At the hearing the court has available the remedies set out below. The court can use any one of these remedies alone or more than one simultaneously.

Quashing order

A quashing order used to be called an order of certiorari. The court makes this order to quash an invalid decision that has been made by a public body. However, the authority can look at the case again but reach the same, adverse decision.[2]

Mandatory order

A mandatory order used to be known as an order of mandamus. Such an order compels the performance of a public duty, eg to make social services carry out an assessment of a child. Performance of a public duty also includes the duty to exercise discretion so as to make a decision, eg to make a housing authority properly exercise discretion when considering a request to provide temporary accommodation pending the outcome of a review of a homelessness application.

Prohibiting order

A prohibiting order was previously known as an order of prohibition. This order prevents a public body from acting illegally, irrationally or improperly. It is not used very often in housing law as most orders sought require a positive action to be taken by the public body.


A declaration is when the court declares the law or the respective rights of the parties without making an order against the decision maker.


Injunctions prevent an illegal act or enforce the performance of a public duty. The outcomes they achieve are similar to the outcomes of mandatory and prohibiting orders. For example, a local authority might be ordered to provide temporary accommodation for someone pending its decision on a homelessness application.

Where an application is refused on the papers, there may be a right to apply for an oral reconsideration. In the case of a homeless applicant who applied for an injunction to compel the local authority to provide interim accommodation pending a review of the homelessness decision and the application was refused on the papers, the Court of Appeal held that unless both parties had consented to it being dealt with on the papers alone, the order should be endorsed with a statement of the right to apply under CPR rule 3.3(5), usually within seven days, to have the order set aside, varied or stayed. If the parties have consented to a paper determination, then the order will be final and can only be challenged by appeal to the Court of Appeal within 21 days.[3]

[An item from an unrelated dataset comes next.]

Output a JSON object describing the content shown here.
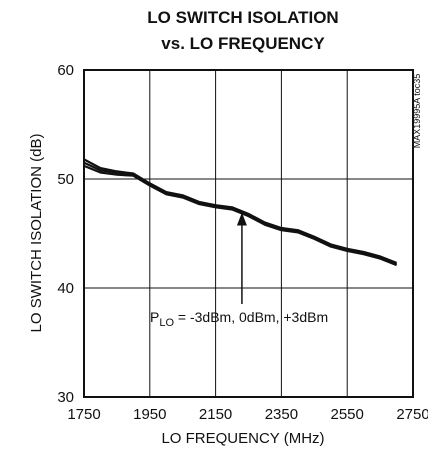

A judicial review claim cannot seek damages alone. One of the above orders must also be sought. However, it should be noted that damages are not likely to be available for breach of most homelessness duties.[4]

[1] Civil Procedure Rules 54.5.

[2] R v Tower Hamlets LBC ex parte Monaf (1988) 20 HLR 529, CA.

[3] R (Nolson) v Stevenage Borough Council (2020) EWCA Civ 379.

[4] O'Rourke v United Kingdom [2001] Application no. 39022/97 ECtHR (unreported) 26 June 2001; see Shelter's Housing Law Update, May 2002.